Where the Buck Stops in Banking

 CASE study provided courtesy of  TRANSPARENCY INTERNATIONAL

CASE study provided courtesy of TRANSPARENCY INTERNATIONAL

In the wake of the LIBOR scandal, which saw rogue bankers making millions by engaging in illegal insider trading, Parliament established a cross-party Commission to investigate professional standards and culture in the banking sector. One of the Commission’s main findings was that there was insufficient individual responsibility for senior managers, which meant that there was little accountability within the sector when things went wrong.

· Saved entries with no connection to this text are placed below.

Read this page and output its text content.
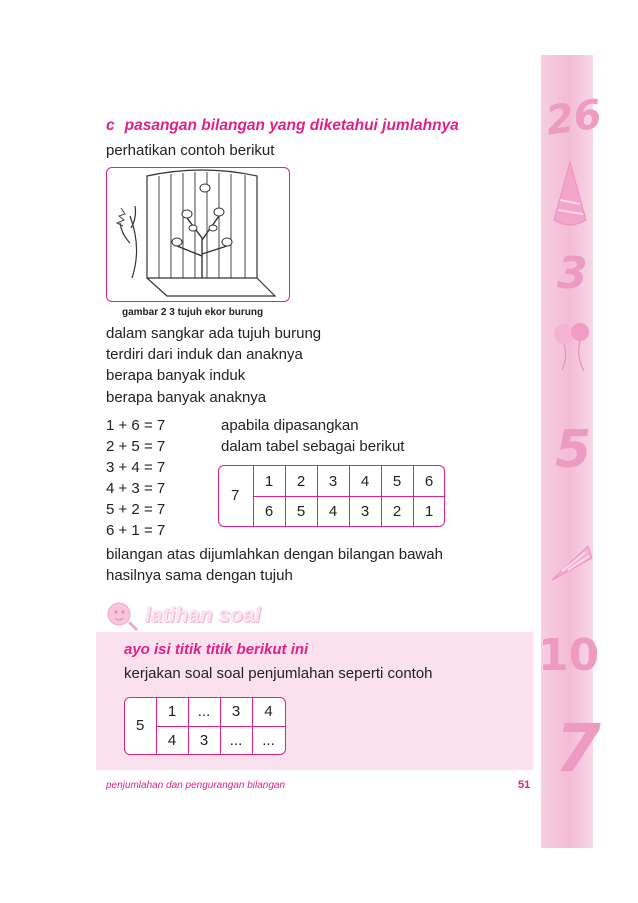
26
3
5
10
7
c pasangan bilangan yang diketahui jumlahnya
perhatikan contoh berikut
gambar 2 3 tujuh ekor burung
dalam sangkar ada tujuh burung
terdiri dari induk dan anaknya
berapa banyak induk
berapa banyak anaknya
1 + 6 = 7
2 + 5 = 7
3 + 4 = 7
4 + 3 = 7
5 + 2 = 7
6 + 1 = 7
apabila dipasangkan
dalam tabel sebagai berikut
7
1	2	3	4	5	6
6	5	4	3	2	1
bilangan atas dijumlahkan dengan bilangan bawah
hasilnya sama dengan tujuh
latihan soal
ayo isi titik titik berikut ini
kerjakan soal soal penjumlahan seperti contoh
5
1	...	3	4
4	3	...	...
penjumlahan dan pengurangan bilangan	51
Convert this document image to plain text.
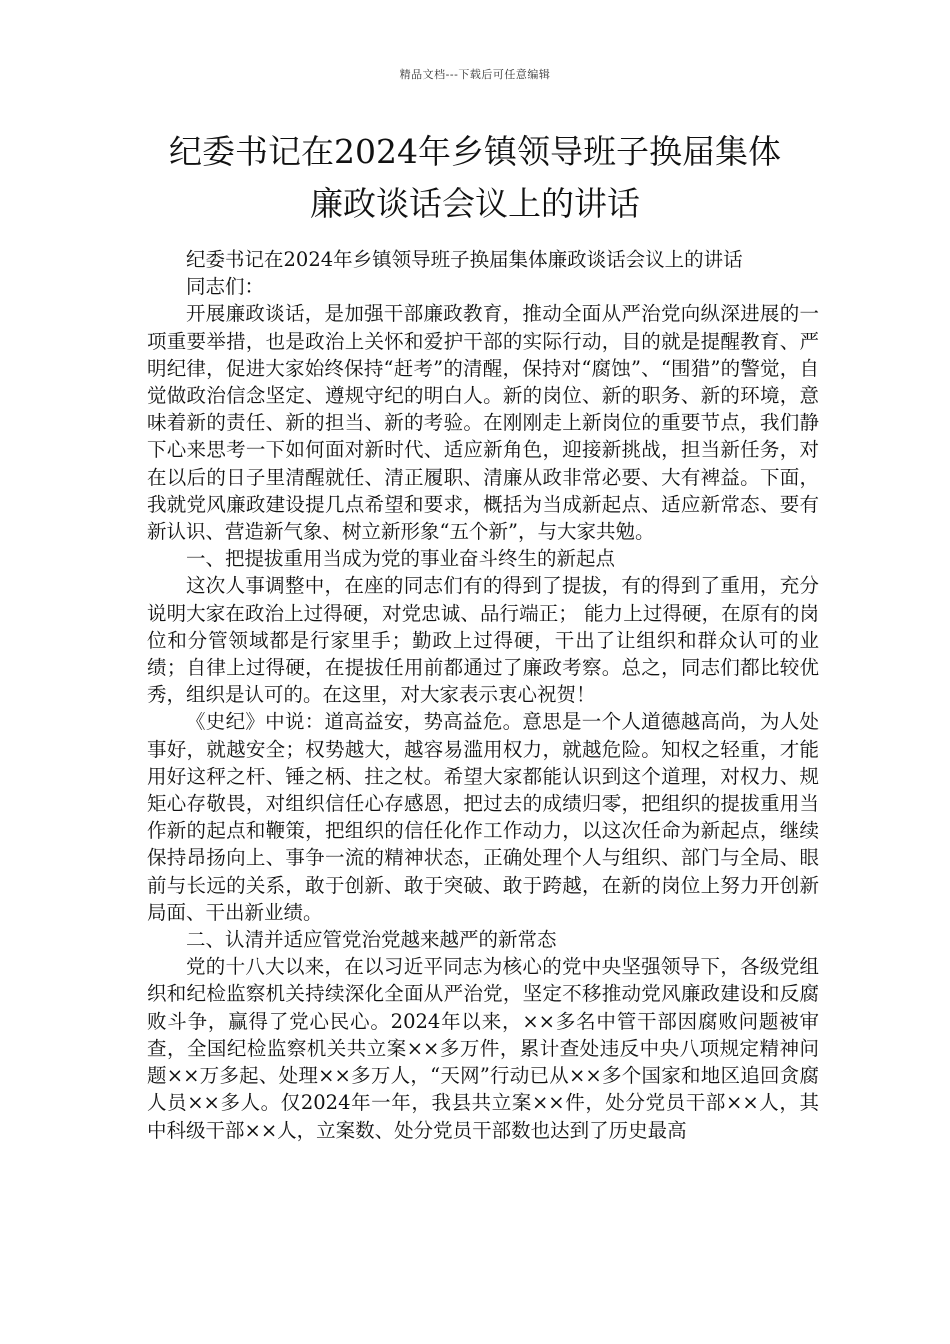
精品文档---下载后可任意编辑
纪委书记在2024年乡镇领导班子换届集体
廉政谈话会议上的讲话

纪委书记在2024年乡镇领导班子换届集体廉政谈话会议上的讲话

同志们：

开展廉政谈话，是加强干部廉政教育，推动全面从严治党向纵深进展的一项重要举措，也是政治上关怀和爱护干部的实际行动，目的就是提醒教育、严明纪律，促进大家始终保持“赶考”的清醒，保持对“腐蚀”、“围猎”的警觉，自觉做政治信念坚定、遵规守纪的明白人。新的岗位、新的职务、新的环境，意味着新的责任、新的担当、新的考验。在刚刚走上新岗位的重要节点，我们静下心来思考一下如何面对新时代、适应新角色，迎接新挑战，担当新任务，对在以后的日子里清醒就任、清正履职、清廉从政非常必要、大有裨益。下面，我就党风廉政建设提几点希望和要求，概括为当成新起点、适应新常态、要有新认识、营造新气象、树立新形象“五个新”，与大家共勉。

一、把提拔重用当成为党的事业奋斗终生的新起点

这次人事调整中，在座的同志们有的得到了提拔，有的得到了重用，充分说明大家在政治上过得硬，对党忠诚、品行端正； 能力上过得硬，在原有的岗位和分管领域都是行家里手；勤政上过得硬，干出了让组织和群众认可的业绩；自律上过得硬，在提拔任用前都通过了廉政考察。总之，同志们都比较优秀，组织是认可的。在这里，对大家表示衷心祝贺！

《史纪》中说：道高益安，势高益危。意思是一个人道德越高尚，为人处事好，就越安全；权势越大，越容易滥用权力，就越危险。知权之轻重，才能用好这秤之杆、锤之柄、拄之杖。希望大家都能认识到这个道理，对权力、规矩心存敬畏，对组织信任心存感恩，把过去的成绩归零，把组织的提拔重用当作新的起点和鞭策，把组织的信任化作工作动力，以这次任命为新起点，继续保持昂扬向上、事争一流的精神状态，正确处理个人与组织、部门与全局、眼前与长远的关系，敢于创新、敢于突破、敢于跨越，在新的岗位上努力开创新局面、干出新业绩。

二、认清并适应管党治党越来越严的新常态

党的十八大以来，在以习近平同志为核心的党中央坚强领导下，各级党组织和纪检监察机关持续深化全面从严治党，坚定不移推动党风廉政建设和反腐败斗争，赢得了党心民心。2024年以来，××多名中管干部因腐败问题被审查，全国纪检监察机关共立案××多万件，累计查处违反中央八项规定精神问题××万多起、处理××多万人，“天网”行动已从××多个国家和地区追回贪腐人员××多人。仅2024年一年，我县共立案××件，处分党员干部××人，其中科级干部××人，立案数、处分党员干部数也达到了历史最高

In order to make senior bankers more accountable for their actions and lines of responsibility, the Commission proposed that the UK Government introduce a reverse burden of proof for alleged misconduct and failings. This would require senior bankers to show they had taken all reasonable steps to prevent or mitigate the effects of failures they were responsible for. Under previous rules, the Financial Conduct Authority had to prove that an individual was personally responsible, which was extremely difficult to do in practice.

Initially, the government introduced the reverse burden of proof through the Financial Services (Banking Reform) Act 2013. This was due to commence in 2016 just before the new Senior Managers Regime came into force. However, before this provision even went live, the new government removed the reverse burden of proof through the Bank of England and Financial Services Act 2016. This raises the question: why?

To outsiders, the u-turn looks strange. This was a change that was recommended by a cross-party Parliamentary Commission that drew evidence from a wide range of sources, including the banking sector, and accepted by the previous government. If there were significant issues with the new reverse burden of proof, this surely should have been identified before it received Royal Assent.

At the time the u-turn was announced, there were also a number of news reports suggesting this change of mind was due to lobbying by the banking industry. However, due to the lack of transparency in the UK about who’s lobbying decision-makers, when and for what purpose, there is no public information to assess whether or not this could have been the case. All of this creates the perception that the government caved-in to pressure from the industry at the expense of something that could have had a public benefit.